A unanimous U.S. Supreme Court reversed a 2009 ruling from the N.C. Court of Appeals that allowed North Carolina families to sue Goodyear in this state for the tire company’s alleged role in a 2004 bus crash outside Paris that killed two traveling 13-year-old soccer players.

Justice Ruth Bader Ginsburg’s opinion notes:

Because the episode-in-suit, the bus accident, occurred in France, and the tire alleged to have caused the accident was manufactured and sold abroad, North Carolina courts lacked specific jurisdiction to adjudicate the controversy. The North Carolina Court of Appeals so acknowledged. … Were the foreign subsidiaries nonetheless amenable to general jurisdiction in North Carolina courts? Confusing or blending general and specific jurisdictional inquiries, the North Carolina courts answered yes.

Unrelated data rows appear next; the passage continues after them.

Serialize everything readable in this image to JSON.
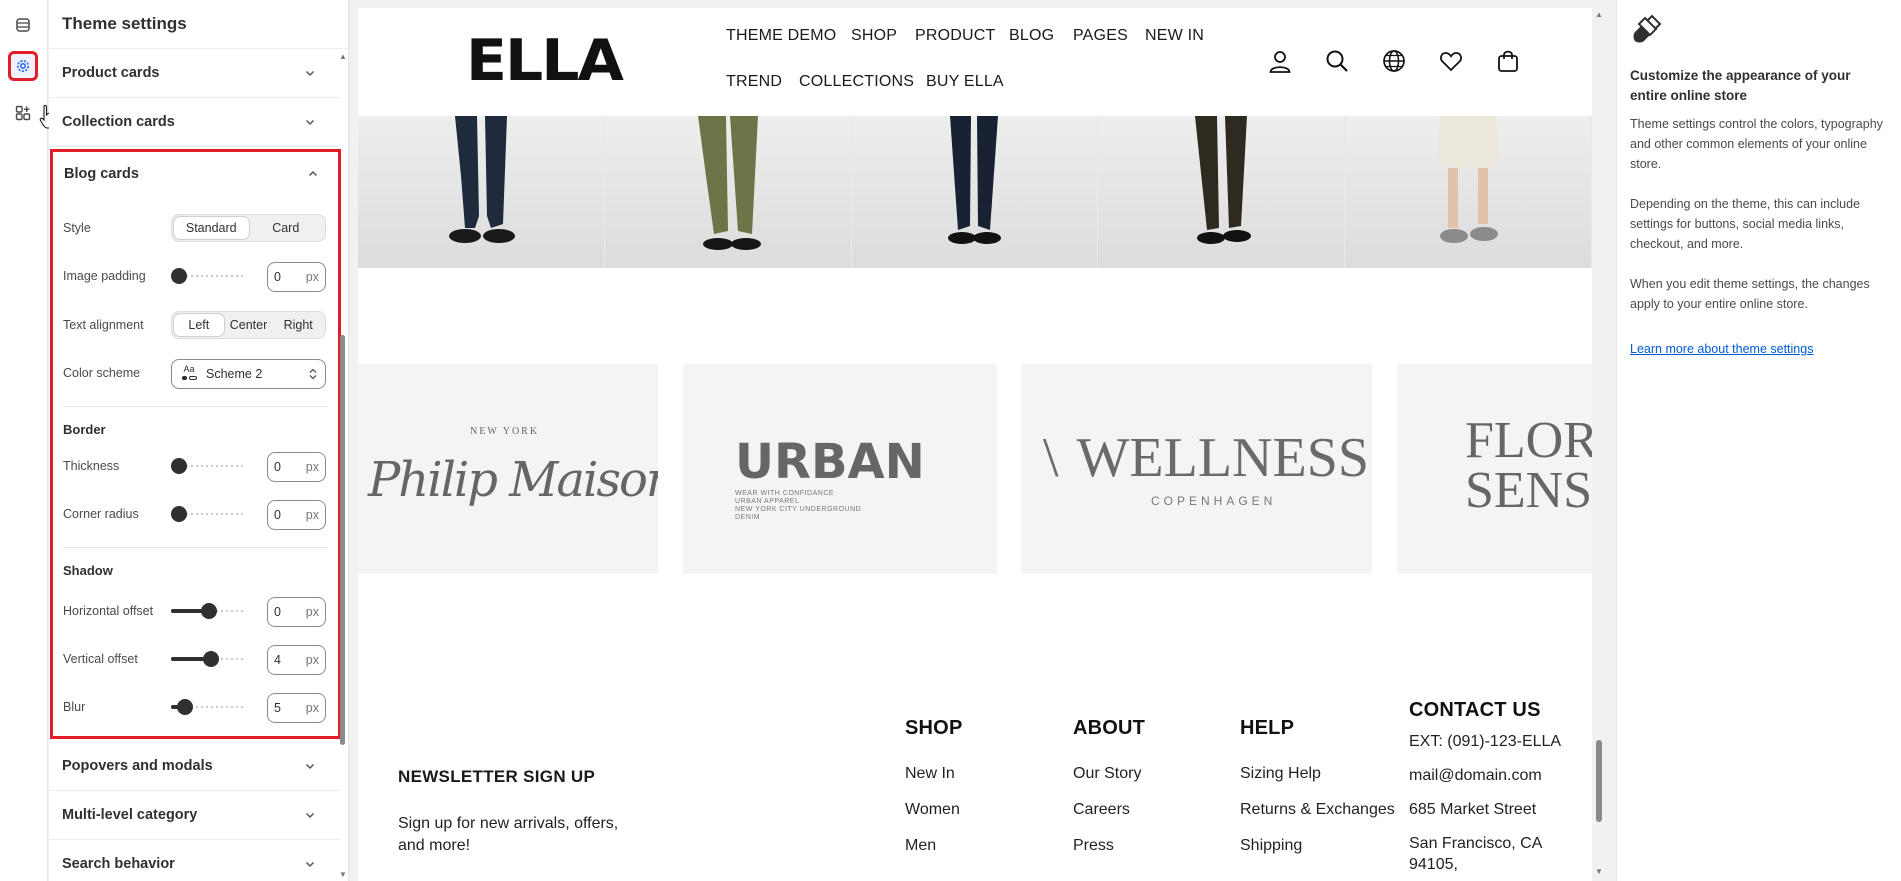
{
  "panel": {
    "title": "Theme settings",
    "sections_above": [
      {
        "label": "Product cards"
      },
      {
        "label": "Collection cards"
      }
    ],
    "blog_cards": {
      "label": "Blog cards",
      "style": {
        "label": "Style",
        "options": [
          "Standard",
          "Card"
        ],
        "selected": "Standard"
      },
      "image_padding": {
        "label": "Image padding",
        "value": "0",
        "unit": "px",
        "level": 0
      },
      "text_alignment": {
        "label": "Text alignment",
        "options": [
          "Left",
          "Center",
          "Right"
        ],
        "selected": "Left"
      },
      "color_scheme": {
        "label": "Color scheme",
        "value": "Scheme 2",
        "icon_text": "Aa"
      },
      "border": {
        "heading": "Border",
        "thickness": {
          "label": "Thickness",
          "value": "0",
          "unit": "px",
          "level": 0
        },
        "corner_radius": {
          "label": "Corner radius",
          "value": "0",
          "unit": "px",
          "level": 0
        }
      },
      "shadow": {
        "heading": "Shadow",
        "horizontal_offset": {
          "label": "Horizontal offset",
          "value": "0",
          "unit": "px",
          "level": 0.5
        },
        "vertical_offset": {
          "label": "Vertical offset",
          "value": "4",
          "unit": "px",
          "level": 0.54
        },
        "blur": {
          "label": "Blur",
          "value": "5",
          "unit": "px",
          "level": 0.1
        }
      }
    },
    "sections_below": [
      {
        "label": "Popovers and modals"
      },
      {
        "label": "Multi-level category"
      },
      {
        "label": "Search behavior"
      }
    ]
  },
  "rail": {
    "icons": [
      "sections-icon",
      "gear-icon",
      "apps-icon"
    ],
    "active": "gear-icon"
  },
  "preview": {
    "logo": "ELLA",
    "nav_row1": [
      "THEME DEMO",
      "SHOP",
      "PRODUCT",
      "BLOG",
      "PAGES",
      "NEW IN"
    ],
    "nav_row2": [
      "TREND",
      "COLLECTIONS",
      "BUY ELLA"
    ],
    "header_icons": [
      "account-icon",
      "search-icon",
      "globe-icon",
      "wishlist-icon",
      "cart-icon"
    ],
    "brands": [
      {
        "small": "NEW YORK",
        "name": "Philip Maison"
      },
      {
        "name": "URBAN",
        "tagline": [
          "WEAR WITH CONFIDANCE",
          "URBAN APPAREL",
          "NEW YORK CITY UNDERGROUND",
          "DENIM"
        ]
      },
      {
        "name": "WELLNESS",
        "sub": "COPENHAGEN"
      },
      {
        "name": [
          "FLOR",
          "SENS"
        ]
      }
    ],
    "newsletter": {
      "heading": "NEWSLETTER SIGN UP",
      "text": "Sign up for new arrivals, offers, and more!"
    },
    "footer": {
      "shop": {
        "heading": "SHOP",
        "links": [
          "New In",
          "Women",
          "Men"
        ]
      },
      "about": {
        "heading": "ABOUT",
        "links": [
          "Our Story",
          "Careers",
          "Press"
        ]
      },
      "help": {
        "heading": "HELP",
        "links": [
          "Sizing Help",
          "Returns & Exchanges",
          "Shipping"
        ]
      },
      "contact": {
        "heading": "CONTACT US",
        "lines": [
          "EXT: (091)-123-ELLA",
          "mail@domain.com",
          "685 Market Street",
          "San Francisco, CA",
          "94105,"
        ]
      }
    }
  },
  "help": {
    "title": "Customize the appearance of your entire online store",
    "paragraphs": [
      "Theme settings control the colors, typography and other common elements of your online store.",
      "Depending on the theme, this can include settings for buttons, social media links, checkout, and more.",
      "When you edit theme settings, the changes apply to your entire online store."
    ],
    "link": "Learn more about theme settings"
  },
  "colors": {
    "highlight": "#e11d27",
    "accent": "#005bd3",
    "slider": "#303030"
  }
}
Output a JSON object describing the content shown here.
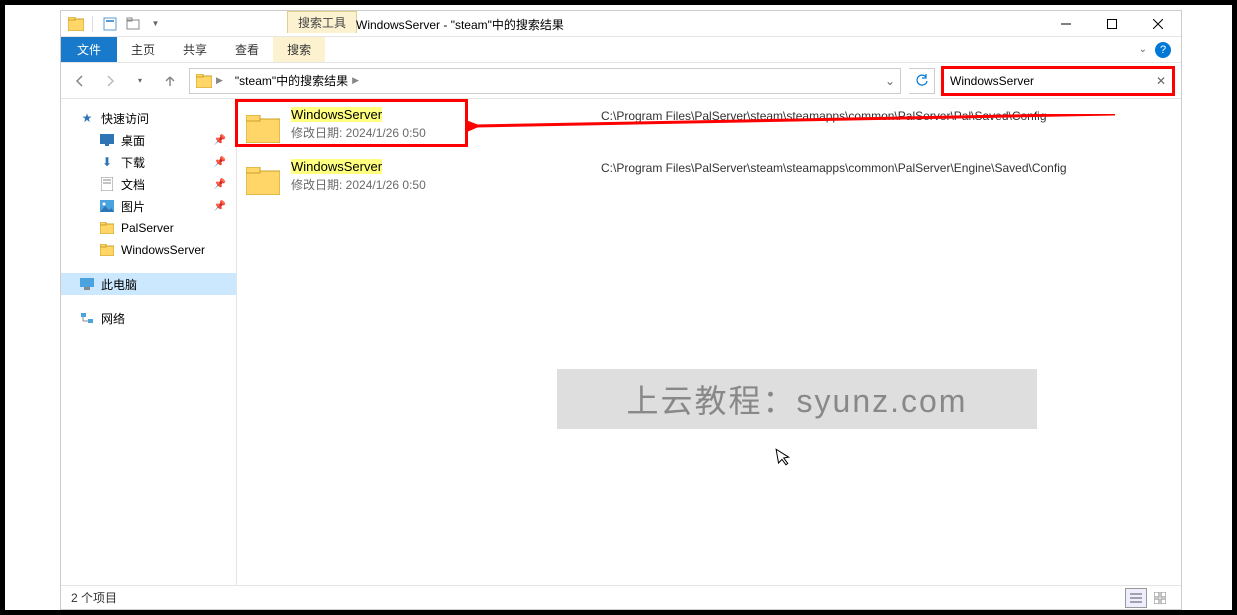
{
  "titlebar": {
    "context_tab": "搜索工具",
    "title": "WindowsServer - \"steam\"中的搜索结果"
  },
  "ribbon": {
    "file": "文件",
    "tabs": [
      "主页",
      "共享",
      "查看",
      "搜索"
    ]
  },
  "address": {
    "crumb1": "\"steam\"中的搜索结果"
  },
  "search": {
    "value": "WindowsServer"
  },
  "sidebar": {
    "quick_access": "快速访问",
    "items": [
      {
        "icon": "desktop",
        "label": "桌面",
        "pinned": true
      },
      {
        "icon": "download",
        "label": "下载",
        "pinned": true
      },
      {
        "icon": "document",
        "label": "文档",
        "pinned": true
      },
      {
        "icon": "picture",
        "label": "图片",
        "pinned": true
      },
      {
        "icon": "folder",
        "label": "PalServer",
        "pinned": false
      },
      {
        "icon": "folder",
        "label": "WindowsServer",
        "pinned": false
      }
    ],
    "this_pc": "此电脑",
    "network": "网络"
  },
  "results": [
    {
      "name_prefix": "W",
      "name_highlight": "indowsServer",
      "date_label": "修改日期: ",
      "date_value": "2024/1/26 0:50",
      "path": "C:\\Program Files\\PalServer\\steam\\steamapps\\common\\PalServer\\Pal\\Saved\\Config"
    },
    {
      "name_prefix": "W",
      "name_highlight": "indowsServer",
      "date_label": "修改日期: ",
      "date_value": "2024/1/26 0:50",
      "path": "C:\\Program Files\\PalServer\\steam\\steamapps\\common\\PalServer\\Engine\\Saved\\Config"
    }
  ],
  "watermark": "上云教程：syunz.com",
  "status": {
    "count": "2 个项目"
  }
}
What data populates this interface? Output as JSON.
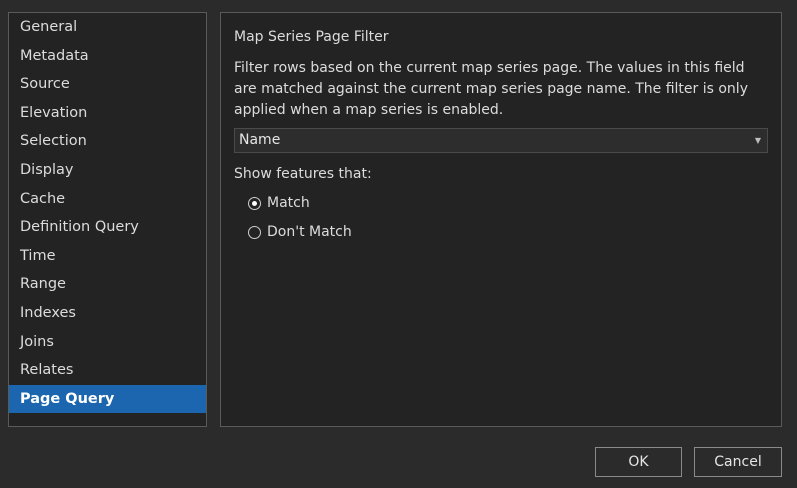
{
  "sidebar": {
    "items": [
      {
        "label": "General"
      },
      {
        "label": "Metadata"
      },
      {
        "label": "Source"
      },
      {
        "label": "Elevation"
      },
      {
        "label": "Selection"
      },
      {
        "label": "Display"
      },
      {
        "label": "Cache"
      },
      {
        "label": "Definition Query"
      },
      {
        "label": "Time"
      },
      {
        "label": "Range"
      },
      {
        "label": "Indexes"
      },
      {
        "label": "Joins"
      },
      {
        "label": "Relates"
      },
      {
        "label": "Page Query"
      }
    ],
    "active": "Page Query"
  },
  "main": {
    "section_title": "Map Series Page Filter",
    "description": "Filter rows based on the current map series page. The values in this field are matched against the current map series page name. The filter is only applied when a map series is enabled.",
    "field_select": {
      "value": "Name"
    },
    "show_label": "Show features that:",
    "radios": [
      {
        "label": "Match",
        "selected": true
      },
      {
        "label": "Don't Match",
        "selected": false
      }
    ]
  },
  "buttons": {
    "ok": "OK",
    "cancel": "Cancel"
  },
  "colors": {
    "accent": "#1b66ae",
    "panel": "#232323",
    "background": "#2b2b2b"
  },
  "icons": {
    "dropdown": "chevron-down-icon",
    "radio_on": "radio-selected-icon",
    "radio_off": "radio-unselected-icon"
  }
}
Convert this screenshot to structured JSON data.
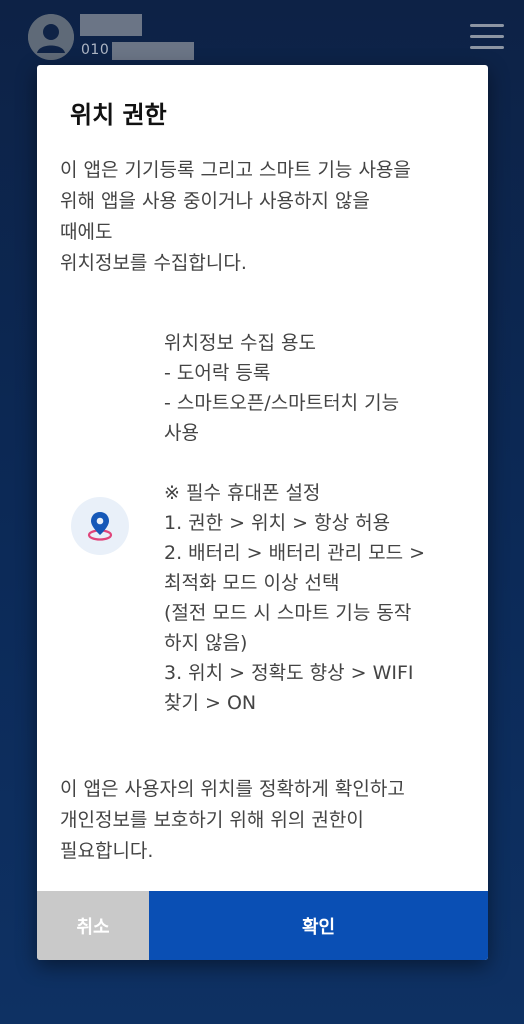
{
  "header": {
    "phone_prefix": "010",
    "icons": {
      "avatar": "user-avatar-icon",
      "menu": "hamburger-menu-icon"
    }
  },
  "dialog": {
    "title": "위치 권한",
    "intro_lines": [
      "이 앱은 기기등록 그리고 스마트 기능 사용을",
      "위해 앱을 사용 중이거나 사용하지 않을",
      "때에도",
      "위치정보를 수집합니다."
    ],
    "location_icon": "location-pin-icon",
    "purpose_lines": [
      "위치정보 수집 용도",
      "- 도어락 등록",
      "- 스마트오픈/스마트터치 기능",
      "사용"
    ],
    "settings_lines": [
      "※ 필수 휴대폰 설정",
      "1. 권한 > 위치 > 항상 허용",
      "2. 배터리 > 배터리 관리 모드 >",
      "최적화 모드 이상 선택",
      "(절전 모드 시 스마트 기능 동작",
      "하지 않음)",
      "3. 위치 > 정확도 향상 > WIFI",
      "찾기 > ON"
    ],
    "footer_lines": [
      "이 앱은 사용자의 위치를 정확하게 확인하고",
      "개인정보를 보호하기 위해 위의 권한이",
      "필요합니다."
    ],
    "cancel_label": "취소",
    "confirm_label": "확인"
  },
  "colors": {
    "background": "#0d2a55",
    "confirm_button": "#0a4fb4",
    "cancel_button": "#c9c9c9",
    "pin_blue": "#1558b8",
    "pin_ring": "#e0457b"
  }
}
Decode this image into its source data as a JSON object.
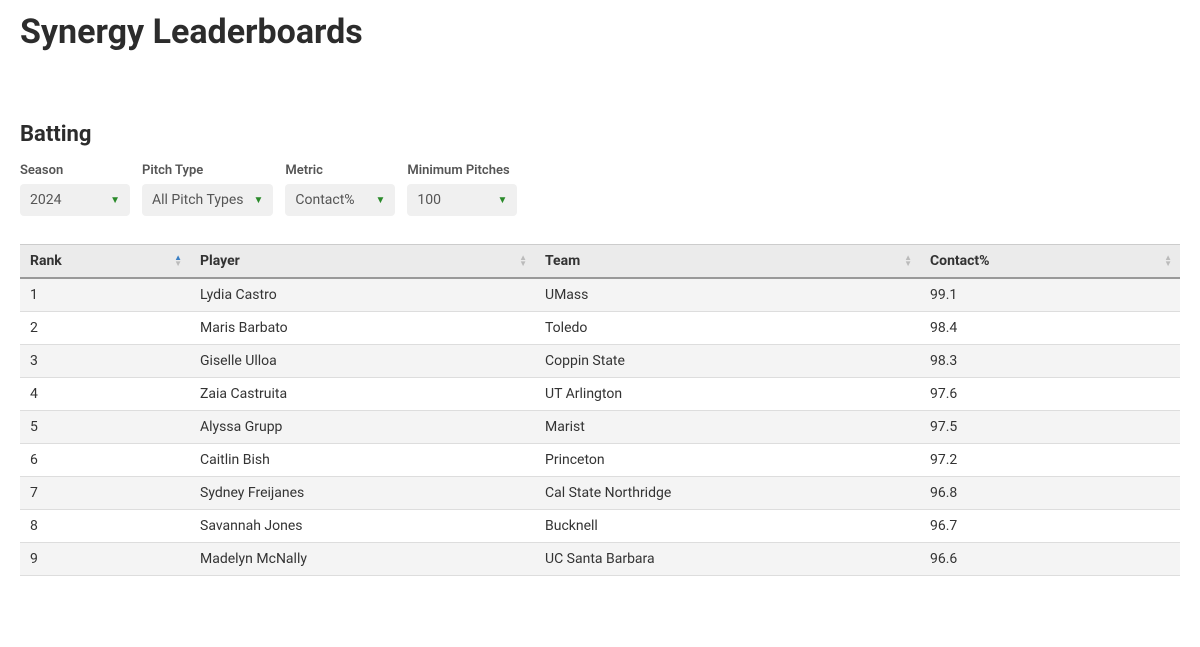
{
  "page_title": "Synergy Leaderboards",
  "section_title": "Batting",
  "filters": {
    "season": {
      "label": "Season",
      "value": "2024"
    },
    "pitch": {
      "label": "Pitch Type",
      "value": "All Pitch Types"
    },
    "metric": {
      "label": "Metric",
      "value": "Contact%"
    },
    "minpitch": {
      "label": "Minimum Pitches",
      "value": "100"
    }
  },
  "columns": {
    "rank": "Rank",
    "player": "Player",
    "team": "Team",
    "metric": "Contact%"
  },
  "rows": [
    {
      "rank": "1",
      "player": "Lydia Castro",
      "team": "UMass",
      "metric": "99.1"
    },
    {
      "rank": "2",
      "player": "Maris Barbato",
      "team": "Toledo",
      "metric": "98.4"
    },
    {
      "rank": "3",
      "player": "Giselle Ulloa",
      "team": "Coppin State",
      "metric": "98.3"
    },
    {
      "rank": "4",
      "player": "Zaia Castruita",
      "team": "UT Arlington",
      "metric": "97.6"
    },
    {
      "rank": "5",
      "player": "Alyssa Grupp",
      "team": "Marist",
      "metric": "97.5"
    },
    {
      "rank": "6",
      "player": "Caitlin Bish",
      "team": "Princeton",
      "metric": "97.2"
    },
    {
      "rank": "7",
      "player": "Sydney Freijanes",
      "team": "Cal State Northridge",
      "metric": "96.8"
    },
    {
      "rank": "8",
      "player": "Savannah Jones",
      "team": "Bucknell",
      "metric": "96.7"
    },
    {
      "rank": "9",
      "player": "Madelyn McNally",
      "team": "UC Santa Barbara",
      "metric": "96.6"
    }
  ]
}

Some of the tires made abroad by Goodyear’s foreign subsidiaries, the North Carolina Court of Appeals stressed, had reached North Carolina through “the stream of commerce”; that connection, the Court of Appeals believed, gave North Carolina courts the handle needed for the exercise of general jurisdiction over the foreign corporations. …

A connection so limited between the forum and the foreign corporation, we hold, is an inadequate basis for the exercise of general jurisdiction. Such a connection does not establish the “continuous and systematic” affiliation necessary to empower North Carolina courts to entertain claims unrelated to the foreign corporation’s contacts with the State.